Le projet de loi que dépose Jacques Daoust sur le transport par taxi a pour objectifs d'améliorer l'offre de service, de protéger les chauffeurs actuels et d'éjecter le géant Uber, dont le modèle ne cadre pas dans un marché de permis et de quotas. Contrairement à Ottawa, Toronto, Calgary et Edmonton, le législateur épaissit la barrière à l'entrée du marché pour Uber. Dans les villes ontariennes, on a plutôt choisi de faire une place à Uber tout en aidant les chauffeurs de taxi traditionnel.

Gérald Fillion

Un texte de Gérald Fillion

Pourquoi le Québec pense-t-il que son modèle est meilleur que celui adopté par d'autres villes, qui ont plutôt opté pour des redevances versées par Uber sur les courses?

Je pense que nous connaissons aujourd'hui tous les arguments favorables et défavorables à Uber. Je pense aussi que nous comprenons qu'UberX est illégal dans le cadre actuel et que l'État devait donc finir par se prononcer à savoir si ce service allait demeurer illégal ou être intégré dans la loi.

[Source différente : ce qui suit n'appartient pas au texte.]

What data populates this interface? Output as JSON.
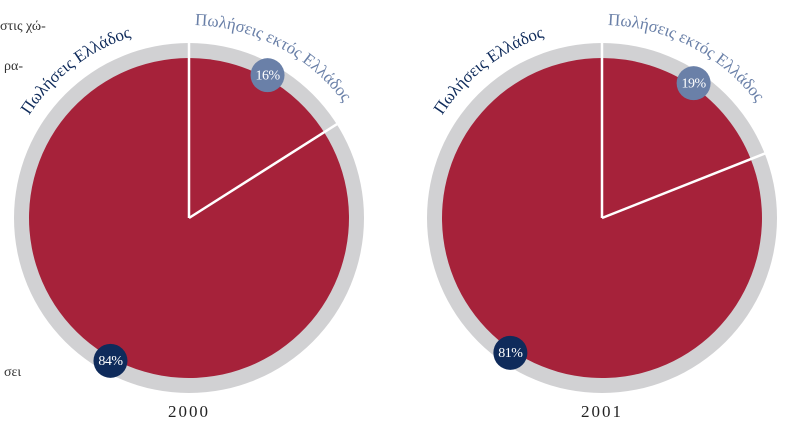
{
  "side_text": [
    "στις χώ-",
    "ρα-",
    "σει"
  ],
  "chart_data": [
    {
      "type": "pie",
      "title": "2000",
      "categories": [
        "Πωλήσεις εκτός Ελλάδος",
        "Πωλήσεις Ελλάδος"
      ],
      "values": [
        16,
        84
      ],
      "value_labels": [
        "16%",
        "84%"
      ],
      "color": "#a6223a",
      "colors": [
        "#6a80a8",
        "#0f2b5b"
      ]
    },
    {
      "type": "pie",
      "title": "2001",
      "categories": [
        "Πωλήσεις εκτός Ελλάδος",
        "Πωλήσεις Ελλάδος"
      ],
      "values": [
        19,
        81
      ],
      "value_labels": [
        "19%",
        "81%"
      ],
      "color": "#a6223a",
      "colors": [
        "#6a80a8",
        "#0f2b5b"
      ]
    }
  ]
}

Maintenant, une fois que tout cela a été dit et discuté, le ministre des Transports Jacques Daoust affirme que son projet de loi a pour objectif de mieux servir le consommateur. On peut douter de cette intention. Oui, le service sera meilleur si les compagnies de taxi améliorent la propreté, la facilité de paiement, la courtoisie. Mais, qu'en est-il du prix?

En quoi la disparition d'Uber et l'introduction de la modulation des prix dans les taxis vont-elles améliorer le service pour les consommateurs? En quoi la réduction de l'offre de transport en commun et l'augmentation des prix vont-elles améliorer le service pour les consommateurs?

L'entrée d'Uber dans le marché québécois a été cavalière, tentant de forcer les règles et les lois, poussant nombre de chauffeurs dans une angoisse financière certaine, qui existait déjà dans bien des cas. Ça, c'est clair. Mais, si le projet de loi vient remettre de l'ordre dans le marché et permet de mieux protéger les chauffeurs, peut-on en dire autant du consommateur?

La modulation des tarifs réduit notre capacité, comme consommateur, à prévoir nos dépenses. Cette modulation s'appliquera dorénavant dans l'ensemble de l'offre de transport par taxi. De plus, le gouvernement du Québec a décidé, dans son projet de loi, de réduire de deux à une inspection d'auto par année, prétextant que les automobiles sont aujourd'hui meilleures. Peut-être. Mais on ne peut pas dire que le service est ainsi amélioré.

Le gouvernement a choisi de protéger les chauffeurs actuels, le marché, les quotas, les permis. Le gouvernement privilégie un modèle comme Téo Taxi, qui loue des permis pour faire travailler ses chauffeurs. C'est le choix qui a été fait. Il était temps que le gouvernement fasse son lit.